Later, Bowie is smoking in the waiting room of the clinic where Susan Sarandon’s character works. The nurse tells him to put it out. I know it used to be ok to smoke even in hospitals; we saw Ellen Burstyn and a doctor smoking in the hallway of the hospital ten years earlier in The Exorcist. And isn’t it strange that he puts it out in the ashtray on the arm of the couch on which he is sitting? If the place was so against smoking why is there an ashtray in the waiting room?

He’s waiting to be treated for his extreme aging but he is not allowed in to see the doctor because she doesn’t believe he looked like a 30 year old yesterday; she thinks he’s a kook. There are lots of other elderly people legitimately being seen. Ironically they are actually younger than him, having been born somewhat later than the 18th century from which he appears to have come.
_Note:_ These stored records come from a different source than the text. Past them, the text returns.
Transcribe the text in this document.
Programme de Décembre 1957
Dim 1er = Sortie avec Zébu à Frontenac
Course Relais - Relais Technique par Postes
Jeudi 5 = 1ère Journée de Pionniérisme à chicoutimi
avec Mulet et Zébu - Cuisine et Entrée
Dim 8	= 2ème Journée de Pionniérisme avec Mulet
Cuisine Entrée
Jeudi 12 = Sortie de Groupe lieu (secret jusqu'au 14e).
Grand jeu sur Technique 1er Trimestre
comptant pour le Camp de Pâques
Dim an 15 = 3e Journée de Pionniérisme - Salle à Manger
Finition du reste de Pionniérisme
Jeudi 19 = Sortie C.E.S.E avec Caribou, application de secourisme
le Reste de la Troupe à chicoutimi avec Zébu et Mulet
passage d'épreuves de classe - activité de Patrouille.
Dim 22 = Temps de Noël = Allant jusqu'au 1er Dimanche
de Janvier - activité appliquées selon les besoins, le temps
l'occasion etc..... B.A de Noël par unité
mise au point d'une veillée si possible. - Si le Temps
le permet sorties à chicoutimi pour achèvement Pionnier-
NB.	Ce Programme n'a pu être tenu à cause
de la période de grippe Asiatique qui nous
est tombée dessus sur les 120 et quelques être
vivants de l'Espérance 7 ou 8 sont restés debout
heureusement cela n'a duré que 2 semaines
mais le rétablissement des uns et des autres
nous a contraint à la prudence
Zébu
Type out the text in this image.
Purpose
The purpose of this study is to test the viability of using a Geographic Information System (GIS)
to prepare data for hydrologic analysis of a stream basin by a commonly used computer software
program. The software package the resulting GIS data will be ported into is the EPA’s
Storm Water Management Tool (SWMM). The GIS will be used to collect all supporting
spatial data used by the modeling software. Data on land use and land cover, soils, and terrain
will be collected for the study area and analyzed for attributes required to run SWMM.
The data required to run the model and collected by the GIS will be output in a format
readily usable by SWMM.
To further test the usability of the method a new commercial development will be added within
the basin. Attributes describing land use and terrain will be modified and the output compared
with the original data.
But while he looks young, he maintains the illusion of being young, of being human, of being a sympathetic character.

The cigarette is not for him and the medicine is not for him, because he is a monster. I felt sorry for him because he and Deneuve (also a monster) seem so in love and so sad that he is fading away like all the others. But as his life burns quickly away, he becomes as shriveled and ugly on the outside as he has always been on the inside. He becomes repulsive to the viewer and to Deneuve. He is a killer who drank the life force of thousands of humans throughout his unnaturally long life in order to stay undead. And what does he do with the shriveled husks of their bodies when he is done with them? He burns them.

And over a couple of days his life burns down like the cigarettes he is chain smoking. But like the ash left behind, the pinhole burns on clothes, the smoke that stains the drapes, and the people left behind by the smokers who die of cancer, he isn’t really gone. He is only cast aside by Deneuve just like her other dessicated lovers. Much like a cigarette filter.